Why did I decide on that teaching approach so early on? Self-preservation, I think. My work was nearly always solo.
The only people who ever knew where I was were my administrative assistant and my husband.
Being a government regulator and doing surprise inspections…it isn’t a popular job. People got nervous and angry, and I never knew what I was going to walk into on a given day.
That’s why becoming the “trusted advisor” versus the “safety cop”, was really about protecting myself from harm in the beginning.
Over time, I felt like I was making a difference as people were learning and asking questions, thoughtfully debating the best ways to eliminate a particular hazard, for example.

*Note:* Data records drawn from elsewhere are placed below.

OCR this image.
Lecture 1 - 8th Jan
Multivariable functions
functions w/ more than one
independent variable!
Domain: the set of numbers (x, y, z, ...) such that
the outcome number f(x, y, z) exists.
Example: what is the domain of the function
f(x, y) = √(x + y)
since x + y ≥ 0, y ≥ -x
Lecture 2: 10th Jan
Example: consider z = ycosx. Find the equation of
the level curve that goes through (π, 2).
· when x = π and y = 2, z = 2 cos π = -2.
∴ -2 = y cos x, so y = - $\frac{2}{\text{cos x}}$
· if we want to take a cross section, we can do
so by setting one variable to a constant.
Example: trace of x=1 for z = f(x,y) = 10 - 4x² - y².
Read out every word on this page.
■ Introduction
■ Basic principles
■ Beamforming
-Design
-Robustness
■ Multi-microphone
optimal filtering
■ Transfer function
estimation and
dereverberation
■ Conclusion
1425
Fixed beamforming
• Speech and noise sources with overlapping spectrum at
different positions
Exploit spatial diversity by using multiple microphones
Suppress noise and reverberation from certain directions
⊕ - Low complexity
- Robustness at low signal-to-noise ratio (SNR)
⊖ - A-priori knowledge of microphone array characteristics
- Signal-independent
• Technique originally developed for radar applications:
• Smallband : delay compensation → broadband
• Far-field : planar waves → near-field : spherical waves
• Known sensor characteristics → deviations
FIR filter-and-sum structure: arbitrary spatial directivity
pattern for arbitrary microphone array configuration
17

Now, several years and several jobs later, I was working for a company that supported many different businesses across the country, one of which was a design/build firm that had just formed its first safety committee and asked if I could do a safety audit with them.
I knew right away that I wanted to apply the same approach I had used back when I was with OSHA.
And at first, the committee was a little pensive, with everyone standing around arms crossed, wondering how long an audit would take. So we started with something easy: checking fire extinguisher inspection tags, which weren’t filled out. I taught them how to properly inspect extinguishers, and we moved on to the next thing, and the next thing.
Pretty soon, the group was engaged, asking questions, and taking notes.
Six months later they asked me back, this time showing me all the things they fixed and taking me to places where they had specific safety questions.
They invited me again six months after that, only this time the committee led the audit—identifying hazards along the way, taking pictures and notes, talking with employees about their hazard exposure.
I was just there to clarify questions and answers.
They were fishing for safety and it was beautiful.
Because I had become their trusted advisor, I was able to arm them with enough information and confidence to build internal support, which helped when they needed to ask for budget on safety improvements and corrections.
Trust me and make yourself a trusted advisor.